Note that this approximation is very close to our initial approximation of $1/2.$ However, since we took the maximum value of the function for a side of each rectangle, this process tends to overestimate the true value. We could have used the minimum value of the function in each sub-interval. Or we could have used the value of the function at the midpoint of each sub-interval.

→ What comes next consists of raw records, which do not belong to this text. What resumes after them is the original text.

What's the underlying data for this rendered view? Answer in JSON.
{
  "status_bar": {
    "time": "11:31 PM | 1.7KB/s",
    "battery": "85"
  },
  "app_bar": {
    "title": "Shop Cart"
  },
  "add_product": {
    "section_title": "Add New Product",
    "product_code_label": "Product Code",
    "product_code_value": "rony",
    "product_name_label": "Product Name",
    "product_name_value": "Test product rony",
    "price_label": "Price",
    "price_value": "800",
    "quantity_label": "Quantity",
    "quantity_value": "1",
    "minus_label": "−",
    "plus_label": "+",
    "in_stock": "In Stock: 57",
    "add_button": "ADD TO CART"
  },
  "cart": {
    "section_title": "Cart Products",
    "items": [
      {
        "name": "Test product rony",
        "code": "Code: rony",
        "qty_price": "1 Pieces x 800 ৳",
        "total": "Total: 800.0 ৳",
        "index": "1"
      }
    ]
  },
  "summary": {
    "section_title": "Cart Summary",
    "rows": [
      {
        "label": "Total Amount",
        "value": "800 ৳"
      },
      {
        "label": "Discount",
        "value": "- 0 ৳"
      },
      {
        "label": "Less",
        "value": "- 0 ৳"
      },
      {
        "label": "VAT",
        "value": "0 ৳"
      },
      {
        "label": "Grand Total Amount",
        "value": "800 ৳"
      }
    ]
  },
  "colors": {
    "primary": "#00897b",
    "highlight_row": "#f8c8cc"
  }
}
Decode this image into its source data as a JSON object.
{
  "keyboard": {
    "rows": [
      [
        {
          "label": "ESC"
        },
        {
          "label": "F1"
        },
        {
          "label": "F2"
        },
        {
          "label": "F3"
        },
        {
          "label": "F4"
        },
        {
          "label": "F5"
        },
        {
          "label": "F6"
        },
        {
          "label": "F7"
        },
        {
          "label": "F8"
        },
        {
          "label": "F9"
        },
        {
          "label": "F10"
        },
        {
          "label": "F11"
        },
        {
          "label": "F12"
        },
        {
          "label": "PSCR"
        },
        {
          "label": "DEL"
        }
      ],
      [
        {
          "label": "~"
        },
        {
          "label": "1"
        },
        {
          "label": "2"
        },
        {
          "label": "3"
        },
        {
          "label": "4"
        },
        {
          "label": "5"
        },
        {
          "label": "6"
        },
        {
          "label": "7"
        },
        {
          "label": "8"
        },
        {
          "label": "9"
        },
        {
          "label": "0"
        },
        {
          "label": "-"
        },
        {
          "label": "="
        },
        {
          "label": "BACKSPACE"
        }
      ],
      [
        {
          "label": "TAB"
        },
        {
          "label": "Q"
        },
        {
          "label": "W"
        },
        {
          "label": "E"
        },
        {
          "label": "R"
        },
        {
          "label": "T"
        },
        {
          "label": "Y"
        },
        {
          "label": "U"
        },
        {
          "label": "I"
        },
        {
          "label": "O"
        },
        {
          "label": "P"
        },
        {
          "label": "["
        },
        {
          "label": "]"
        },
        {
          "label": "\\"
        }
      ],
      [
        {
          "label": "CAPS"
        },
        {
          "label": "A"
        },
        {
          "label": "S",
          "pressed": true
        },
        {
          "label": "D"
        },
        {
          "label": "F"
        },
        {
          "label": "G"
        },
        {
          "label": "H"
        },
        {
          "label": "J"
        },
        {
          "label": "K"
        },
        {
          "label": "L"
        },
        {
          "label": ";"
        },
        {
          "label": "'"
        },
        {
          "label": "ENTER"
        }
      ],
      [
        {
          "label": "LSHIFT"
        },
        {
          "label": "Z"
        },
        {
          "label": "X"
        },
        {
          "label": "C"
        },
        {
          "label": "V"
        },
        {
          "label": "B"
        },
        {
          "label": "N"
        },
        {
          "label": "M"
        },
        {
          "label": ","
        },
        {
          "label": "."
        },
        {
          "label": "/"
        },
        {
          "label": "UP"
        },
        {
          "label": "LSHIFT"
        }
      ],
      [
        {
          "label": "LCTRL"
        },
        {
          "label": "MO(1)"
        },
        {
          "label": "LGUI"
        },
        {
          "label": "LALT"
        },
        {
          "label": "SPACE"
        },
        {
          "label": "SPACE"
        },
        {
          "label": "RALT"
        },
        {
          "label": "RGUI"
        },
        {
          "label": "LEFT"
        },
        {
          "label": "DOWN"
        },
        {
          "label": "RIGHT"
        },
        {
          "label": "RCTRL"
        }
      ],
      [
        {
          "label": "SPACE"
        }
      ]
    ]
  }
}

Can you see how we are going to improve our approximation using successive iterations like we did to approximate the slope of the tangent line? (Answer: we will sub-divide the interval from $x=0$ to $x=1$ into more and more sub-intervals, thus creating successively smaller and smaller rectangles to refine our estimates.)

Example 1:

The following table shows the areas of the rectangles and their sum for rectangles having width $w= 1/8.$

Rectangle $R_i$ Area of $R_i$
$R_1$ $\frac{1}{512}$
$R_2$ $\frac{4}{512}$
$R_3$ $\frac{9}{512}$
$R_4$ $\frac{16}{512}$
$R_5$ $\frac{25}{512}$
$R_6$ $\frac{36}{512}$
$R_7$ $\frac{49}{512}$
$R_8$ $\frac{64}{512}$

$A = \sum \ R_i=\frac{195}{512}$. This value is approximately equal to $.3803.$ Hence, the approximation is now quite a bit less than $.5.$ For sixteen rectangles, the value is $\frac{1432}{4096}$ which is approximately equal to $.34.$ Can you guess what the true area will approach? (Answer: using our successive approximations, the area will approach the value $1/3.$)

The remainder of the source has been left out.